So the circle completed itself. We now come back to September, 1917. Here again was this young Robert Emmett at my house and the first thing he said was a sort of echo of what he had said five years before:

“Morgenthau, do you think I ought to run again for Mayor?”

Memory paints him to-day as he stood there then, a hero to a vast number of New Yorkers, often erratic, frequently ill-advised, but still a justified hero. His dark brown hair was disordered, his Irish grey-blue eyes were bright, but he looked more matured and considerably more care-worn from his many fights and the scars they had left, than the man who had sought my advice in 1912.

It was an affecting situation. During four years he had done his best for the City, and that best had disappointed the professional office holders through his fixed determination to protect the tax-payers he had alienated the vast army of municipal employees; finally some of his investigations had antagonized the adherents of certain of the Catholic charities; and he undoubtedly felt that the chances for his reëlection had been considerably diminished. Ought he to endeavour to complete the task that he had set himself or was it useless to make further efforts? My advice was the reverse of what it had been the last time:

“You have given the public the impression that you would run again. You must not drop out at the last moment; you must not retreat under fire; you will have to be the standard-bearer of good government in this election even if you are conscious of an impending defeat.”

For any writer of fiction, this episode would complete the chain of coincidences, yet truth forged another link.
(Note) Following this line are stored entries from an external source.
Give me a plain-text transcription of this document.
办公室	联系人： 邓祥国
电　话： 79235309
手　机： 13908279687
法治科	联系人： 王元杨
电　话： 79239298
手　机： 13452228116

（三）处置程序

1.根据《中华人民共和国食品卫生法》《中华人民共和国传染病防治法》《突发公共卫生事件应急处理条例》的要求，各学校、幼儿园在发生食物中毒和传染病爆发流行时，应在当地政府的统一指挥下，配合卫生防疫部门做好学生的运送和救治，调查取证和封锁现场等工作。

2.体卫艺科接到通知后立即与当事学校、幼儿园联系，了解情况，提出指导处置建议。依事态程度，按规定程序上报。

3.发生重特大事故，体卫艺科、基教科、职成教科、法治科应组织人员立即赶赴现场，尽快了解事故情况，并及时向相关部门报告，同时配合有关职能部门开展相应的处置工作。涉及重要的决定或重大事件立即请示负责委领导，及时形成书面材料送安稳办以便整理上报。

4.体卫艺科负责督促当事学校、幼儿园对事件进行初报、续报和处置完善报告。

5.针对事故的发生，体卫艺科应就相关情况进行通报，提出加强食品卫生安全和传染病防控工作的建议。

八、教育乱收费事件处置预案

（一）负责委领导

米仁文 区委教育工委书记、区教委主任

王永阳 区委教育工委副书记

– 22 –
There was formed a citizens’ committee to conduct a mass meeting in City Hall Park at which speakers representing the un-bossed element of all parties should urge Mitchel to run again for Mayor. Charles Evans Hughes was one of these speakers; so was Theodore Roosevelt. The others were my old friend Outerbridge and myself. Thus it befell that here was Mitchel in office and urged to remain by the men who had previously played at such cross purposes in connection with his career.

That was an almost unique political event. The young Democratic Mayor, still flushed from his fight for Preparedness, was flanked by two outstanding Republicans, a recent Presidential candidate, and a popular ex-President; shoulder to shoulder with these stood the head of the New York State Chamber of Commerce, and myself as a representative of the Wilson Democrats. One and all, we called upon him to stand again for Mayor.

The lighter touch was not lacking. As, following Mr. Outerbridge and Mr. Hughes, my turn to speak arrived, I turned toward Colonel Roosevelt and, recalling his famous exclamation about throwing his hat into the ring, said:

“I’ll now throw my hat upon the steps.”

“No, no,” said the Colonel: “let me hold it!”